Entrevue avec Arianne Leblanc, Vice-Présidente académique de l’AEHEC

Arianne Leblanc, Vice-Présidente académique de l’AEHEC

Peux-tu te présenter en quelques mots, nous parler de ton rôle de Vice-Présidente académique ?

Je suis Arianne Leblanc, l’actuelle Vice-Présidente académique de l’AEHEC. Mon but est de représenter les étudiants auprès de la direction, de favoriser leurs apprentissages et de faciliter leur insertion professionnelle par la suite. Pour cela, je travaille avec une escouade et, ensemble, nous collaborons notamment avec les Vice-Présidents académiques de première année et les comités étudiants en lien avec les spécialisations pour veiller à l’épanouissement académique de tous.  
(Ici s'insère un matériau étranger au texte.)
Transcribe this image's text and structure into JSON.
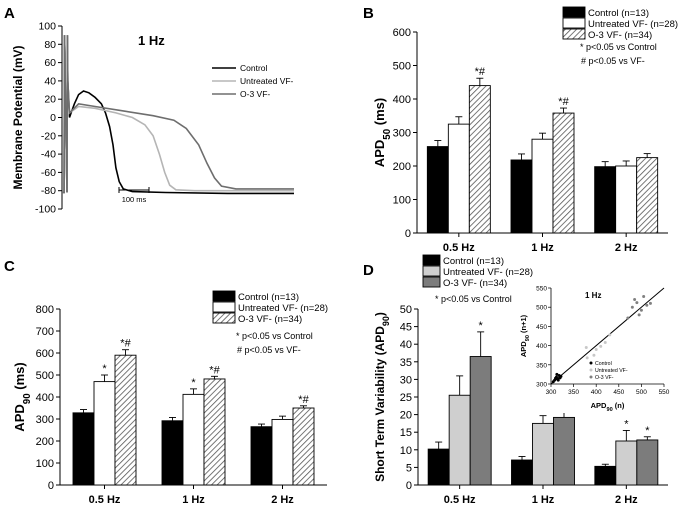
{
  "patterns": {
    "hatch_color": "#555555"
  },
  "panels": {
    "A": {
      "label": "A"
    },
    "B": {
      "label": "B"
    },
    "C": {
      "label": "C"
    },
    "D": {
      "label": "D"
    }
  },
  "chart_data": [
    {
      "id": "A",
      "type": "line",
      "title": "1 Hz",
      "ylabel": "Membrane Potential (mV)",
      "ylim": [
        -100,
        100
      ],
      "yticks": [
        -100,
        -80,
        -60,
        -40,
        -20,
        0,
        20,
        40,
        60,
        80,
        100
      ],
      "scale_bar": "100 ms",
      "xlim_ms": [
        0,
        700
      ],
      "series": [
        {
          "name": "Control",
          "color": "#000000",
          "points": [
            [
              0,
              -82
            ],
            [
              5,
              -82
            ],
            [
              6,
              90
            ],
            [
              7,
              70
            ],
            [
              8,
              30
            ],
            [
              12,
              -82
            ],
            [
              13,
              90
            ],
            [
              14,
              40
            ],
            [
              18,
              0
            ],
            [
              22,
              5
            ],
            [
              30,
              15
            ],
            [
              40,
              25
            ],
            [
              52,
              29
            ],
            [
              65,
              27
            ],
            [
              80,
              22
            ],
            [
              95,
              15
            ],
            [
              105,
              5
            ],
            [
              115,
              -10
            ],
            [
              123,
              -30
            ],
            [
              130,
              -55
            ],
            [
              138,
              -70
            ],
            [
              148,
              -78
            ],
            [
              170,
              -81
            ],
            [
              250,
              -82
            ],
            [
              400,
              -83
            ],
            [
              560,
              -83
            ]
          ]
        },
        {
          "name": "Untreated VF-",
          "color": "#b5b5b5",
          "points": [
            [
              0,
              -82
            ],
            [
              5,
              -82
            ],
            [
              6,
              90
            ],
            [
              7,
              70
            ],
            [
              8,
              30
            ],
            [
              12,
              -82
            ],
            [
              13,
              90
            ],
            [
              14,
              40
            ],
            [
              18,
              5
            ],
            [
              40,
              12
            ],
            [
              80,
              10
            ],
            [
              130,
              5
            ],
            [
              170,
              0
            ],
            [
              200,
              -8
            ],
            [
              220,
              -20
            ],
            [
              235,
              -40
            ],
            [
              248,
              -60
            ],
            [
              260,
              -74
            ],
            [
              275,
              -79
            ],
            [
              320,
              -80
            ],
            [
              560,
              -80
            ]
          ]
        },
        {
          "name": "O-3 VF-",
          "color": "#6e6e6e",
          "points": [
            [
              0,
              -82
            ],
            [
              5,
              -82
            ],
            [
              6,
              90
            ],
            [
              7,
              70
            ],
            [
              8,
              30
            ],
            [
              12,
              -82
            ],
            [
              13,
              90
            ],
            [
              14,
              40
            ],
            [
              18,
              5
            ],
            [
              40,
              15
            ],
            [
              80,
              12
            ],
            [
              150,
              7
            ],
            [
              220,
              2
            ],
            [
              270,
              -3
            ],
            [
              300,
              -12
            ],
            [
              330,
              -30
            ],
            [
              350,
              -50
            ],
            [
              368,
              -66
            ],
            [
              385,
              -75
            ],
            [
              420,
              -78
            ],
            [
              560,
              -78
            ]
          ]
        }
      ]
    },
    {
      "id": "B",
      "type": "bar",
      "ylabel": "APD50 (ms)",
      "ylim": [
        0,
        600
      ],
      "yticks": [
        0,
        100,
        200,
        300,
        400,
        500,
        600
      ],
      "categories": [
        "0.5 Hz",
        "1 Hz",
        "2 Hz"
      ],
      "series": [
        {
          "name": "Control (n=13)",
          "fill": "black",
          "values": [
            258,
            218,
            198
          ],
          "errors": [
            18,
            18,
            15
          ]
        },
        {
          "name": "Untreated VF- (n=28)",
          "fill": "white",
          "values": [
            325,
            280,
            200
          ],
          "errors": [
            22,
            18,
            15
          ]
        },
        {
          "name": "O-3 VF- (n=34)",
          "fill": "hatch",
          "values": [
            440,
            358,
            225
          ],
          "errors": [
            22,
            15,
            12
          ]
        }
      ],
      "annotations": [
        {
          "category": 0,
          "series": 2,
          "text": "*#"
        },
        {
          "category": 1,
          "series": 2,
          "text": "*#"
        }
      ],
      "notes": [
        "* p<0.05 vs Control",
        "# p<0.05 vs VF-"
      ]
    },
    {
      "id": "C",
      "type": "bar",
      "ylabel": "APD90 (ms)",
      "ylim": [
        0,
        800
      ],
      "yticks": [
        0,
        100,
        200,
        300,
        400,
        500,
        600,
        700,
        800
      ],
      "categories": [
        "0.5 Hz",
        "1 Hz",
        "2 Hz"
      ],
      "series": [
        {
          "name": "Control (n=13)",
          "fill": "black",
          "values": [
            328,
            292,
            265
          ],
          "errors": [
            15,
            15,
            12
          ]
        },
        {
          "name": "Untreated VF- (n=28)",
          "fill": "white",
          "values": [
            470,
            412,
            298
          ],
          "errors": [
            30,
            25,
            15
          ]
        },
        {
          "name": "O-3 VF- (n=34)",
          "fill": "hatch",
          "values": [
            590,
            482,
            350
          ],
          "errors": [
            25,
            12,
            10
          ]
        }
      ],
      "annotations": [
        {
          "category": 0,
          "series": 1,
          "text": "*"
        },
        {
          "category": 0,
          "series": 2,
          "text": "*#"
        },
        {
          "category": 1,
          "series": 1,
          "text": "*"
        },
        {
          "category": 1,
          "series": 2,
          "text": "*#"
        },
        {
          "category": 2,
          "series": 2,
          "text": "*#"
        }
      ],
      "notes": [
        "* p<0.05 vs Control",
        "# p<0.05 vs VF-"
      ]
    },
    {
      "id": "D",
      "type": "bar",
      "ylabel": "Short Term Variability (APD90)",
      "ylim": [
        0,
        50
      ],
      "yticks": [
        0,
        5,
        10,
        15,
        20,
        25,
        30,
        35,
        40,
        45,
        50
      ],
      "categories": [
        "0.5 Hz",
        "1 Hz",
        "2 Hz"
      ],
      "series": [
        {
          "name": "Control (n=13)",
          "fill": "black",
          "values": [
            10.2,
            7.1,
            5.3
          ],
          "errors": [
            2.0,
            1.0,
            0.6
          ]
        },
        {
          "name": "Untreated VF- (n=28)",
          "fill": "#cfcfcf",
          "values": [
            25.5,
            17.5,
            12.5
          ],
          "errors": [
            5.5,
            2.2,
            3.0
          ]
        },
        {
          "name": "O-3 VF- (n=34)",
          "fill": "#7c7c7c",
          "values": [
            36.5,
            19.2,
            12.8
          ],
          "errors": [
            7.0,
            1.6,
            0.9
          ]
        }
      ],
      "annotations": [
        {
          "category": 0,
          "series": 2,
          "text": "*"
        },
        {
          "category": 1,
          "series": 1,
          "text": "*"
        },
        {
          "category": 1,
          "series": 2,
          "text": "*"
        },
        {
          "category": 2,
          "series": 1,
          "text": "*"
        },
        {
          "category": 2,
          "series": 2,
          "text": "*"
        }
      ],
      "notes": [
        "* p<0.05 vs Control"
      ]
    },
    {
      "id": "D-inset",
      "type": "scatter",
      "title": "1 Hz",
      "xlabel": "APD90 (n)",
      "ylabel": "APD90 (n+1)",
      "xlim": [
        300,
        550
      ],
      "ylim": [
        300,
        550
      ],
      "xticks": [
        300,
        350,
        400,
        450,
        500,
        550
      ],
      "yticks": [
        300,
        350,
        400,
        450,
        500,
        550
      ],
      "identity_line": true,
      "series": [
        {
          "name": "Control",
          "color": "#000000",
          "points": [
            [
              308,
              310
            ],
            [
              312,
              318
            ],
            [
              315,
              313
            ],
            [
              318,
              322
            ],
            [
              305,
              306
            ],
            [
              320,
              316
            ],
            [
              313,
              325
            ],
            [
              310,
              315
            ],
            [
              322,
              320
            ],
            [
              316,
              310
            ]
          ]
        },
        {
          "name": "Untreated VF-",
          "color": "#c8c8c8",
          "points": [
            [
              380,
              368
            ],
            [
              400,
              390
            ],
            [
              378,
              395
            ],
            [
              420,
              408
            ],
            [
              395,
              375
            ],
            [
              430,
              428
            ],
            [
              410,
              398
            ]
          ]
        },
        {
          "name": "O-3 VF-",
          "color": "#808080",
          "points": [
            [
              480,
              500
            ],
            [
              500,
              492
            ],
            [
              490,
              512
            ],
            [
              512,
              505
            ],
            [
              470,
              472
            ],
            [
              505,
              528
            ],
            [
              495,
              480
            ],
            [
              520,
              510
            ],
            [
              485,
              520
            ]
          ]
        }
      ]
    }
  ]
}
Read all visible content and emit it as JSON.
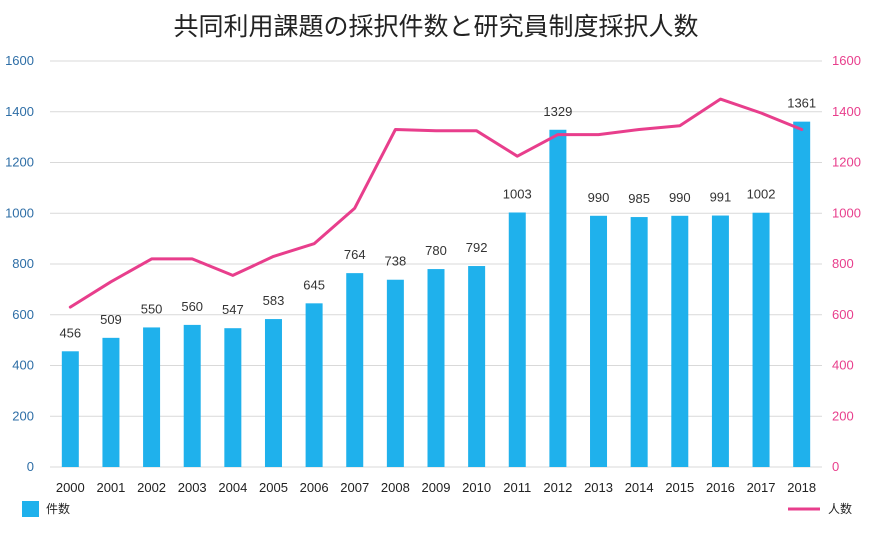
{
  "chart_data": {
    "type": "bar",
    "title": "共同利用課題の採択件数と研究員制度採択人数",
    "categories": [
      "2000",
      "2001",
      "2002",
      "2003",
      "2004",
      "2005",
      "2006",
      "2007",
      "2008",
      "2009",
      "2010",
      "2011",
      "2012",
      "2013",
      "2014",
      "2015",
      "2016",
      "2017",
      "2018"
    ],
    "series": [
      {
        "name": "件数",
        "type": "bar",
        "axis": "left",
        "color": "#1fb1ec",
        "values": [
          456,
          509,
          550,
          560,
          547,
          583,
          645,
          764,
          738,
          780,
          792,
          1003,
          1329,
          990,
          985,
          990,
          991,
          1002,
          1361
        ],
        "labels": [
          "456",
          "509",
          "550",
          "560",
          "547",
          "583",
          "645",
          "764",
          "738",
          "780",
          "792",
          "1003",
          "1329",
          "990",
          "985",
          "990",
          "991",
          "1002",
          "1361"
        ]
      },
      {
        "name": "人数",
        "type": "line",
        "axis": "right",
        "color": "#e83e8c",
        "values": [
          630,
          730,
          820,
          820,
          755,
          830,
          880,
          1020,
          1330,
          1325,
          1325,
          1225,
          1310,
          1310,
          1330,
          1345,
          1450,
          1395,
          1330
        ]
      }
    ],
    "y_left": {
      "range": [
        0,
        1600
      ],
      "ticks": [
        "0",
        "200",
        "400",
        "600",
        "800",
        "1000",
        "1200",
        "1400",
        "1600"
      ],
      "color": "#2e6ea6"
    },
    "y_right": {
      "range": [
        0,
        1600
      ],
      "ticks": [
        "0",
        "200",
        "400",
        "600",
        "800",
        "1000",
        "1200",
        "1400",
        "1600"
      ],
      "color": "#e83e8c"
    },
    "grid": true,
    "legend": [
      {
        "label": "件数",
        "placement": "bottom-left",
        "kind": "bar-swatch"
      },
      {
        "label": "人数",
        "placement": "bottom-right",
        "kind": "line-swatch"
      }
    ]
  }
}
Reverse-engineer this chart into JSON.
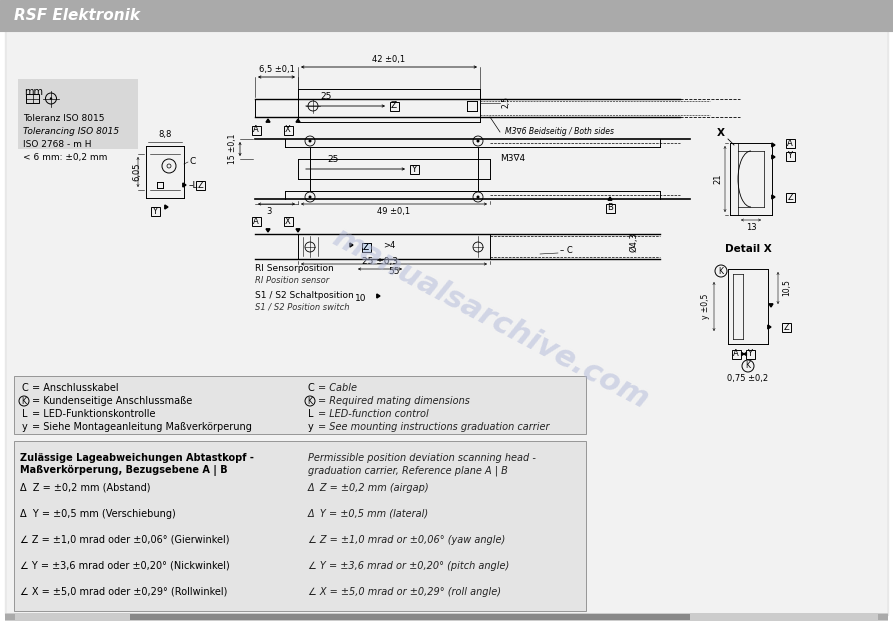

Comment imaginais-tu le retour en présentiel à HEC Montréal ? Aurais-tu pensé que cela aurait été possible quelques mois plus tôt ?  

Je dois avouer que j’étais plutôt confiante concernant un hypothétique retour en présentiel pour la session d’automne 2021. Après, comme tout le monde, je gardais certaines craintes

Le virus et les mesures gouvernementales restent imprévisibles et la situation évolue rapidement, certaines fois en faveur d’un retour à l’école et d’autre fois rendant celui-ci plus difficile.  

Je dirais donc que oui, je m’imaginais pouvoir revenir à HEC Montréal en septembre, mais j’étais consciente que cela se ferait sous couvert de nombreuses règles sanitaires.  

Quels sont selon toi les défis majeurs d’un tel retour en présentiel ?  

D’un point de vue académique, l’arrivée -imminente- des intras représente un grand défi. Mon escouade et moi devons-nous assurer que les étudiants sont informés et prêts.  

Depuis un an, nous évoluons dans une réalité tout autre. Devoir retourner à des méthodes d’évaluation plus classiques, sans documentations, ni ressources externes, est un gros facteur de stress au sein de la communauté étudiante.  

Mon rôle est d’informer du mieux possible les élèves en amont sur les formats des examens et de prodiguer quelques conseils favorisant la réussite afin de rassurer et d’aider du mieux que je puisse.  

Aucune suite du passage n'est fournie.